- August 29, 2011
- Posted by: Jonny Bowden
- Category: Nutrition
Onions (excerpt from the best-selling book, “The 150 Healthiest Foods on Earth“)
There’s no two ways about it: onions are a cancer-fighting food.
In a number of impressive published studies, the consumption of onions (and other members of the allium vegetable family) demonstrated protective effects against stomach cancer. And in one study published in the journal of the National Cancer Institute, eating onions (as well as other members of its family like garlic, scallions, chives and leeks) significantly lowered the risk for prostate cancer.
Onions (and its close relatives) have also been shown to have the same effect against esophageal cancer. In Vidalia, Georgia, where the Vidalia onion comes from and where onions are consumed in large quantities, the death rate from stomach cancer is 50% lower than the national mortality rate from stomach cancer. One theory is that onions contain diallyl sulfide which has the effect of increasing the body’s production of an important cancer fighting enzyme, glutathione-S-transferase.
At least two important studies show that onions help build strong bones. In one, published in the prestigious journal Nature, male rats fed a small amount of dried onion daily had a 17% increase in calcium; female rats that had had their ovaries removed (which would rapidly induce bone loss and osteoporosis) had stronger bones when fed onions.

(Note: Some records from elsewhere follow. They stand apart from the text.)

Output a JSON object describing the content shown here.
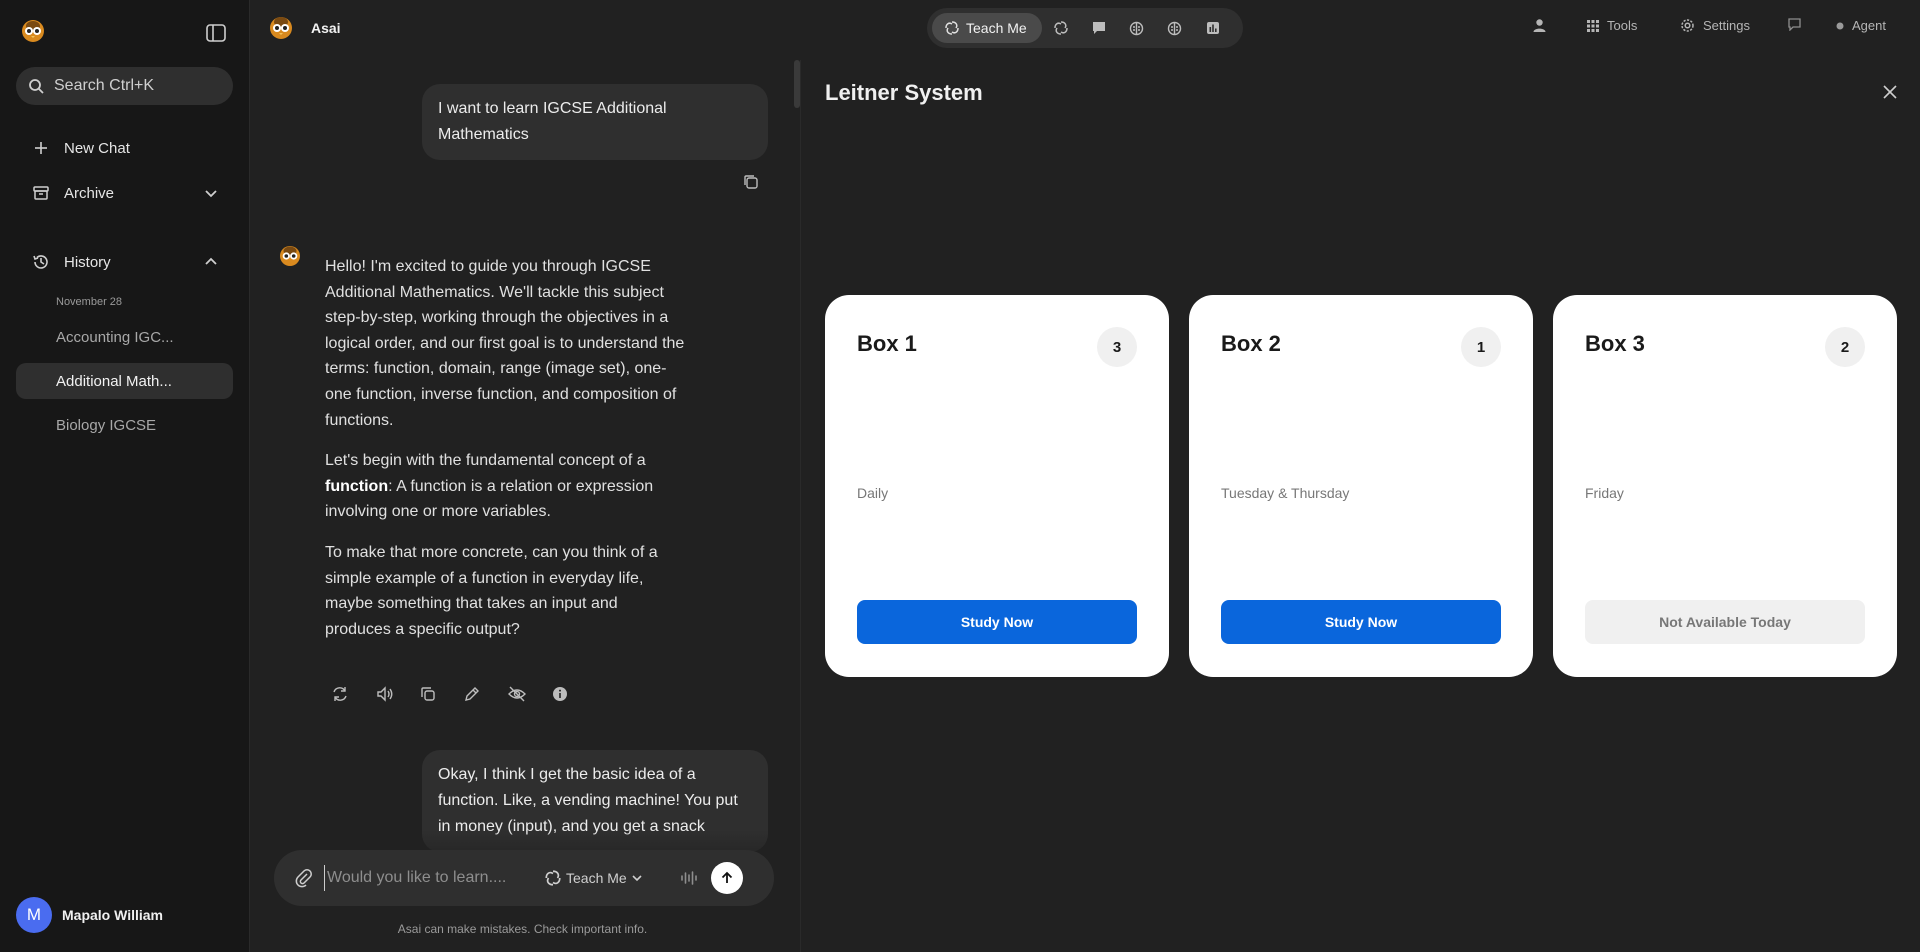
{
  "app": {
    "title": "Asai"
  },
  "sidebar": {
    "search_label": "Search Ctrl+K",
    "new_chat": "New Chat",
    "archive": "Archive",
    "history": "History",
    "history_date": "November 28",
    "history_items": [
      "Accounting IGC...",
      "Additional Math...",
      "Biology IGCSE"
    ],
    "user_initial": "M",
    "user_name": "Mapalo William"
  },
  "topbar": {
    "active_mode": "Teach Me",
    "mode_icons": [
      "swirl-icon",
      "chat-bubble-icon",
      "brain-icon",
      "brain-alt-icon",
      "chart-icon"
    ],
    "tools": "Tools",
    "settings": "Settings",
    "agent": "Agent"
  },
  "chat": {
    "user_msg_1": "I want to learn IGCSE Additional Mathematics",
    "bot_p1": "Hello! I'm excited to guide you through IGCSE Additional Mathematics. We'll tackle this subject step-by-step, working through the objectives in a logical order, and our first goal is to understand the terms: function, domain, range (image set), one-one function, inverse function, and composition of functions.",
    "bot_p2_before": "Let's begin with the fundamental concept of a ",
    "bot_p2_bold": "function",
    "bot_p2_after": ": A function is a relation or expression involving one or more variables.",
    "bot_p3": "To make that more concrete, can you think of a simple example of a function in everyday life, maybe something that takes an input and produces a specific output?",
    "user_msg_2": "Okay, I think I get the basic idea of a function. Like, a vending machine! You put in money (input), and you get a snack",
    "input_placeholder": "Would you like to learn....",
    "input_mode": "Teach Me",
    "disclaimer": "Asai can make mistakes. Check important info."
  },
  "leitner": {
    "title": "Leitner System",
    "boxes": [
      {
        "title": "Box 1",
        "count": "3",
        "schedule": "Daily",
        "button": "Study Now",
        "available": true
      },
      {
        "title": "Box 2",
        "count": "1",
        "schedule": "Tuesday & Thursday",
        "button": "Study Now",
        "available": true
      },
      {
        "title": "Box 3",
        "count": "2",
        "schedule": "Friday",
        "button": "Not Available Today",
        "available": false
      }
    ]
  },
  "colors": {
    "primary_button": "#0a66dc",
    "avatar": "#4a6cf0",
    "background": "#212121",
    "sidebar": "#171717"
  }
}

And in another study, published in the Journal of Agriculture and Food Chemistry, a compound in onions inhibited the activity of the cells (osteoclasts) that break down bones. The popular drug Fosamax works in a similar way, but onions have no side effects unless you count the need to chew gum before making out.
Onions belong to the allium family, which also includes leeks, garlic and shallots. They contain a whole pharmacy of compounds with health benefits, including thiosulfinates, sulfides, sulfoxides and other smelly sulfur compounds.

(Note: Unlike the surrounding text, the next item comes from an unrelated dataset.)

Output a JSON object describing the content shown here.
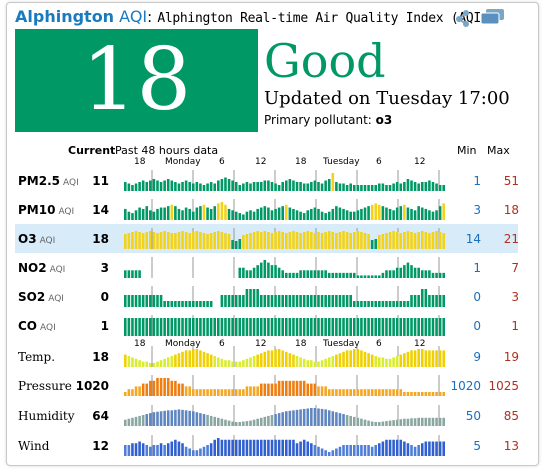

But those same smelly compounds offer a lot of nutrition bang for the relatively small price of a little eye-watering. In a study in the European Journal of Clinical Nutrition, onions are one of a very select group of foods the combination of which was found to reduce mortality from coronary heart disease by an impressive 20% (the others included broccoli, tea and apples).
Onions contain powerful antioxidants and are anti-inflammatory, antibiotic and antiviral. They are a great source of quercetin, one of my favorite anti-inflammatory compounds, and one which itself is associated with beneficial effects on chronic diseases like cancer and heart disease.

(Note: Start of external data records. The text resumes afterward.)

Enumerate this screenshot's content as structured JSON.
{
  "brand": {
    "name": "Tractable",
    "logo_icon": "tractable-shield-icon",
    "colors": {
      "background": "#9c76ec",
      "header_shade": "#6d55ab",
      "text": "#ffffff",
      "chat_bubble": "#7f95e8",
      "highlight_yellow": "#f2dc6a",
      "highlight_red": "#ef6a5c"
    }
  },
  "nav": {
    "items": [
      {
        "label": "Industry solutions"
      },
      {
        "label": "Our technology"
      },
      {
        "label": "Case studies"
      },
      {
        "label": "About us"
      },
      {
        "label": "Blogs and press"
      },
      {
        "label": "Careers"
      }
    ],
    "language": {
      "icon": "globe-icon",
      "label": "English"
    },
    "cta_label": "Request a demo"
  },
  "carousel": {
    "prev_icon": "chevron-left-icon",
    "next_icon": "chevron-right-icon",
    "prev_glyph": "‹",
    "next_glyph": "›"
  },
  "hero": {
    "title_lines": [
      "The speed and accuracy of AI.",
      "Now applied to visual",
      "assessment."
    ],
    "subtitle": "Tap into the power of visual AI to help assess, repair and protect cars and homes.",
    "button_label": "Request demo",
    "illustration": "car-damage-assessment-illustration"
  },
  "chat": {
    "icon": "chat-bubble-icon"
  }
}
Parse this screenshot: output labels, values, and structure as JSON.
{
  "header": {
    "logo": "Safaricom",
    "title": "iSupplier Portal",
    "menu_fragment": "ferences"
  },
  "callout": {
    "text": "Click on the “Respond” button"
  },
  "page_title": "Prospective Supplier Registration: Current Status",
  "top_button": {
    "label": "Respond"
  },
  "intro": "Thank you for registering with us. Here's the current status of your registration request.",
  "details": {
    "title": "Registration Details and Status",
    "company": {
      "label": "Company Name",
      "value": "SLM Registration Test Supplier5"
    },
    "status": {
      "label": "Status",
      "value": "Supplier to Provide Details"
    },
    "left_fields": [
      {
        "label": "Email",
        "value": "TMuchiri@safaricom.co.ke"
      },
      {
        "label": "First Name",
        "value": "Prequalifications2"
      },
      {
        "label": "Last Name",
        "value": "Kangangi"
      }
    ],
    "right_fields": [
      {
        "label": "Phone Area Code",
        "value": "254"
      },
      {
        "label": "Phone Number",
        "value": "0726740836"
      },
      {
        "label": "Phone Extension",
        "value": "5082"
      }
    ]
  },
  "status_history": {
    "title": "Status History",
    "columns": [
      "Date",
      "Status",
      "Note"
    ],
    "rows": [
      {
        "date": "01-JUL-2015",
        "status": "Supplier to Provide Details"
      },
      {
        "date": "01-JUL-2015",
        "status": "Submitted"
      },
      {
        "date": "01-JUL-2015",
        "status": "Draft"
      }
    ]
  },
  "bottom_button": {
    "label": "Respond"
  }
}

The class of chemicals that quercetin belongs to- flavanoids– have anti-allergic properties as well, and quercetin in particular is frequently used by nutritionists as part of their arsenal for treating allergies with natural substances. Quercetin can help relieve asthma and hay fever by blocking some of the inflammatory responses in the airways.
Our bodies absorb quercetin from onions very easily, though you’ll probably need quercitin supplements if your main interest is using it therapeutically as an anti-inflammatory. Onions also contain a number of sulfides very similar to those in garlic, which may lower blood lipids and blood pressure.
The type of onion affects the content of the health promoting chemicals, and the stronger tasting ones probably have superior properties.